AG Bob McDonnell, the GOP’s nominee for the ’09 Governor’s race in Virginia, is currently enjoying a modest lead in the polls; but what are Virginia voters going to make of this?
At age 34, two years before his first election and two decades before he would run for governor of Virginia, Robert F. McDonnell submitted a master’s thesis to the evangelical school he was attending in Virginia Beach in which he described working women and feminists as “detrimental” to the family. He said government policy should favor married couples over “cohabitators, homosexuals or fornicators.” He described as “illogical” a 1972 Supreme Court decision legalizing the use of contraception by unmarried couples.

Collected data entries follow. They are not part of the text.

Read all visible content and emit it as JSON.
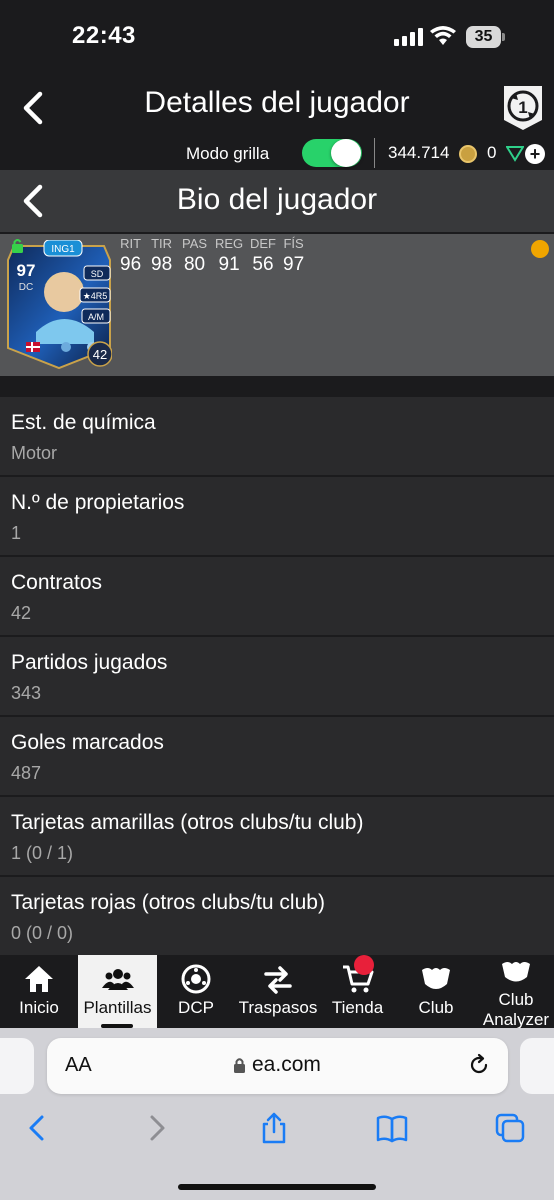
{
  "status_bar": {
    "time": "22:43",
    "battery": "35"
  },
  "header": {
    "title": "Detalles del jugador"
  },
  "toolbar": {
    "grid_label": "Modo grilla",
    "grid_enabled": true,
    "coins": "344.714",
    "points": "0"
  },
  "section": {
    "title": "Bio del jugador"
  },
  "player": {
    "rating": "97",
    "position": "DC",
    "chem_badge": "ING1",
    "alt_position": "SD",
    "skill_weak": "★4R5",
    "work_rate": "A/M",
    "contracts_badge": "42",
    "stats": [
      {
        "label": "RIT",
        "value": "96"
      },
      {
        "label": "TIR",
        "value": "98"
      },
      {
        "label": "PAS",
        "value": "80"
      },
      {
        "label": "REG",
        "value": "91"
      },
      {
        "label": "DEF",
        "value": "56"
      },
      {
        "label": "FÍS",
        "value": "97"
      }
    ]
  },
  "info_rows": [
    {
      "label": "Est. de química",
      "value": "Motor"
    },
    {
      "label": "N.º de propietarios",
      "value": "1"
    },
    {
      "label": "Contratos",
      "value": "42"
    },
    {
      "label": "Partidos jugados",
      "value": "343"
    },
    {
      "label": "Goles marcados",
      "value": "487"
    },
    {
      "label": "Tarjetas amarillas (otros clubs/tu club)",
      "value": "1 (0 / 1)"
    },
    {
      "label": "Tarjetas rojas (otros clubs/tu club)",
      "value": "0 (0 / 0)"
    }
  ],
  "nav": [
    {
      "label": "Inicio",
      "icon": "home-icon"
    },
    {
      "label": "Plantillas",
      "icon": "squads-icon",
      "active": true
    },
    {
      "label": "DCP",
      "icon": "sbc-icon"
    },
    {
      "label": "Traspasos",
      "icon": "transfers-icon"
    },
    {
      "label": "Tienda",
      "icon": "cart-icon",
      "badge": true
    },
    {
      "label": "Club",
      "icon": "club-icon"
    },
    {
      "label": "Club Analyzer",
      "icon": "club-analyzer-icon"
    }
  ],
  "browser": {
    "aa": "AA",
    "url": "ea.com"
  },
  "colors": {
    "accent_green": "#28d26a",
    "badge_red": "#e8203a",
    "card_blue": "#1f7fe0",
    "ios_blue": "#1a7cf5"
  }
}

The school? Pat Robertson’s Regent University, best known for producing Bush Administration hacks like Monica Goodling. Of course, McDonnell now claims his thesis “was simply an academic exercise and clearly does not reflect my views.” But WaPo notes:
During his 14 years in the General Assembly, McDonnell pursued at least 10 of the policy goals he laid out in that research paper, including abortion restrictions, covenant marriage, school vouchers and tax policies to favor his view of the traditional family. In 2001, he voted against a resolution in support of ending wage discrimination between men and women.
Virginia is a Purple State, with a term-limited Democratic governor and two Democratic senators, narrowly going for Obama after supporting GOP presidential candidates for decades. These ultraconservative associations could cost him big time in NoVA (northern Virginia), the state’s fastest growing area and most vital swing region.